Desapegos y otras ocupaciones.

sábado, 15 de agosto de 2020

SU VIDA ME DUELE DOS VECES

 

Se llamaba Jorge, como yo, y por eso su vida me duele dos veces. Aún no lo conocía, jamás había visto un retrato suyo y apenas ojeado alguno de sus poemas, pero al saber cómo había muerto —una anécdota trivial en los escombros de una conversación distante— tuve una imagen precisa de su rostro, sus manos y su tormento. Mientras oía los restos de la charla y mis pupilas vagaban entre el humo de los cigarrillos, lo miré nítidamente, o mejor: miré a través de él, en su habitación, a dos hombres de blanco aguardándolo con impaciencia. Dos individuos de cera, de gestos tan opacos como sus voluntades, sentados en un raído sofá; frente a ellos, a contraluz, el delgado cuerpo del poeta, sobrio y liviano como una plegaria. Yo observaba sus dedos danzando con lentitud y escuchaba su voz —no, el eco de su voz— pidiéndoles, valga la paradoja, un poco de tiempo: necesita arreglarse y terminar un trabajo que todavía le preocupa.

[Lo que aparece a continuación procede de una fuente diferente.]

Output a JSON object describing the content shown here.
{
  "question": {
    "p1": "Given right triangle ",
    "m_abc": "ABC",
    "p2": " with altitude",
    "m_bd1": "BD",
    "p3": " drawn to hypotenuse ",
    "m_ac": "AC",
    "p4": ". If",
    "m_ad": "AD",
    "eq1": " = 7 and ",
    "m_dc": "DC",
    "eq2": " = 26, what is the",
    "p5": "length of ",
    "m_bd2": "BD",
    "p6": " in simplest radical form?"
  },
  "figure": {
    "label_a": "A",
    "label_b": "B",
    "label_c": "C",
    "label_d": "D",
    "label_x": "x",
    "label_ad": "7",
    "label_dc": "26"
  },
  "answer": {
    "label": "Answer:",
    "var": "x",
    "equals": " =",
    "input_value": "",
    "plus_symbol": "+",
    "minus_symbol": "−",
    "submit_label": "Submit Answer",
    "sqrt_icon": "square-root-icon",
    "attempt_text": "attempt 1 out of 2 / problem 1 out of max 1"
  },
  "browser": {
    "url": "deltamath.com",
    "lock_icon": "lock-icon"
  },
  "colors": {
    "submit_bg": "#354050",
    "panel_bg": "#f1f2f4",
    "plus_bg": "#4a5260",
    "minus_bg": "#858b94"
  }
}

   Los enfermeros le dicen que está bien, que tiene diez minutos, y que no intente nada (como si le quedaran fuerzas para escapar); luego permanecen inmóviles, contemplan cuadros y repisas, libros viejos y el polvo, atrapados en la mirada de ese fantasma caído a pedazos. Diez minutos: suficientes para preparar diez muertes distintas o malgastar nueve intentos y aprovechar el último. Titubeante, el poeta entra al cuarto de baño y le pone el seguro a la puerta; ellos advierten el murmullo de la clavija, despreocupados, presos en el tiempo sin tiempo de esa tarde única, el vacío que separa los instantes.

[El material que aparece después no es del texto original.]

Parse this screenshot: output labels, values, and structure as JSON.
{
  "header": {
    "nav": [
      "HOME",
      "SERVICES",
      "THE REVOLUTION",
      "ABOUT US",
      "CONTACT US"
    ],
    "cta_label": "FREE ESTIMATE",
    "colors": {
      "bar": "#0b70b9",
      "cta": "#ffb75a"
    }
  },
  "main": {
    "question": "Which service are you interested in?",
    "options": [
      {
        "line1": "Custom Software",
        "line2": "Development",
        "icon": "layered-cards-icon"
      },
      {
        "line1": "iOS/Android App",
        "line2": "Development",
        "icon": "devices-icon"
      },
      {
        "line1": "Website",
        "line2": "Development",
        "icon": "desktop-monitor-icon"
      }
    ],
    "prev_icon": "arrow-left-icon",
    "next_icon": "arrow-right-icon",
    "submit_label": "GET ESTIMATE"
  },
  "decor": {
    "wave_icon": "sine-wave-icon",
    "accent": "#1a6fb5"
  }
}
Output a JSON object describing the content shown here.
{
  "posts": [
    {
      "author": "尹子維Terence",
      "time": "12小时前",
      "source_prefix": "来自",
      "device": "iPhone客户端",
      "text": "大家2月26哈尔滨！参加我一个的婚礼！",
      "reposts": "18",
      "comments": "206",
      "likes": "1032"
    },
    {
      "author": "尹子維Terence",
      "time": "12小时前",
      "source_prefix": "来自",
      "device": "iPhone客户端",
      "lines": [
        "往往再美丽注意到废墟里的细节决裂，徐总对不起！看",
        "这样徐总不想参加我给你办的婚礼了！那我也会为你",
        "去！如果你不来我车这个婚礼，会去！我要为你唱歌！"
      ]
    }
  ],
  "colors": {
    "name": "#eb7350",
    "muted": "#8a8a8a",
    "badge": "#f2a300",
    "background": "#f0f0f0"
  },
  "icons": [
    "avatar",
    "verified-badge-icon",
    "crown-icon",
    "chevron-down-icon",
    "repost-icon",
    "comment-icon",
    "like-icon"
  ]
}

   Adentro, el poeta admira su doble en el espejo: bajo sus pestañas, bajo el párpado destruido en su mejilla izquierda, los estragos del cansancio; está sucio y tiene barba de varios días. Su expresión, sin embargo, no es de miedo sino de resignación. Ante su dolor pasa su vida entera inscrita en un relámpago.

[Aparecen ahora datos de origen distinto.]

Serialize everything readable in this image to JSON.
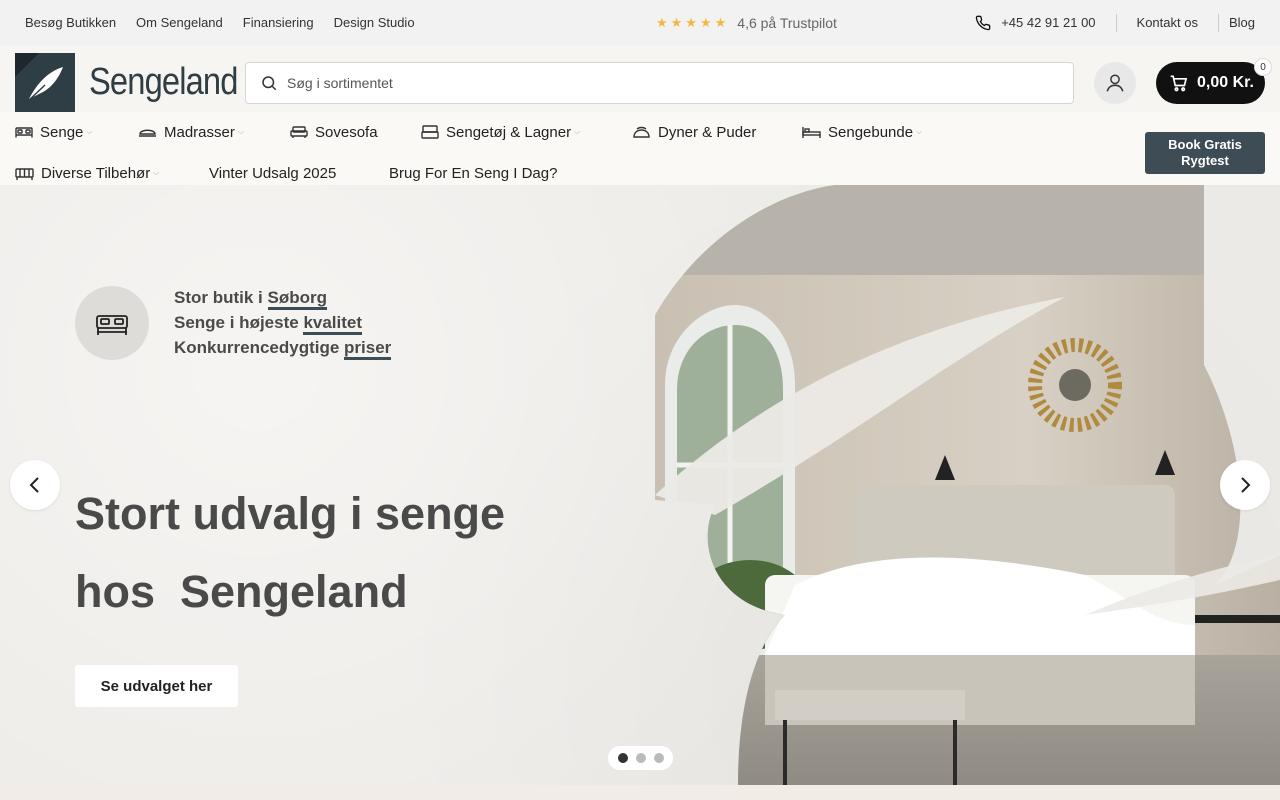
{
  "topbar": {
    "links": [
      "Besøg Butikken",
      "Om Sengeland",
      "Finansiering",
      "Design Studio"
    ],
    "rating": "4,6 på Trustpilot",
    "stars": "★★★★★",
    "phone": "+45 42 91 21 00",
    "contact": "Kontakt os",
    "blog": "Blog"
  },
  "header": {
    "logo_text": "Sengeland",
    "search_placeholder": "Søg i sortimentet",
    "cart_amount": "0,00 Kr.",
    "cart_count": "0"
  },
  "nav": {
    "items": [
      {
        "label": "Senge",
        "icon": "bed-icon",
        "dropdown": true
      },
      {
        "label": "Madrasser",
        "icon": "mattress-icon",
        "dropdown": true
      },
      {
        "label": "Sovesofa",
        "icon": "sofa-icon",
        "dropdown": false
      },
      {
        "label": "Sengetøj & Lagner",
        "icon": "bedding-icon",
        "dropdown": true
      },
      {
        "label": "Dyner & Puder",
        "icon": "duvet-icon",
        "dropdown": false
      },
      {
        "label": "Sengebunde",
        "icon": "bed-frame-icon",
        "dropdown": true
      },
      {
        "label": "Diverse Tilbehør",
        "icon": "accessories-icon",
        "dropdown": true
      },
      {
        "label": "Vinter Udsalg 2025",
        "icon": "",
        "dropdown": false
      },
      {
        "label": "Brug For En Seng I Dag?",
        "icon": "",
        "dropdown": false
      }
    ],
    "book_button": "Book Gratis Rygtest"
  },
  "hero": {
    "features": [
      {
        "prefix": "Stor butik i ",
        "highlight": "Søborg"
      },
      {
        "prefix": "Senge i højeste ",
        "highlight": "kvalitet"
      },
      {
        "prefix": "Konkurrencedygtige ",
        "highlight": "priser"
      }
    ],
    "title_line1": "Stort udvalg i senge",
    "title_line2": "hos  Sengeland",
    "cta": "Se udvalget her",
    "slides": 3,
    "active_slide": 1
  },
  "colors": {
    "brand": "#2f3d45",
    "button_dark": "#3d4c55",
    "star": "#f4b740"
  }
}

   Tiene ganas de llorar. En una esquina del lavabo descansa la navaja; en la otra, el jabón espumoso y una brocha despeinada. Lo atrae la hoja de acero con su resplandor de lluvia. La toma y sin dudarlo, con un movimiento seco, se la lleva al cuello desnudo. ¿Por qué no de una vez? ¿Por qué no acabar definitivamente con la angustia y la memoria, con su imagen? Bastaría aumentar la presión y olvidarse del pánico y del frío de una tajada. En unos segundos todo estaría consumado para siempre. No le falta valor, le sobra tristeza.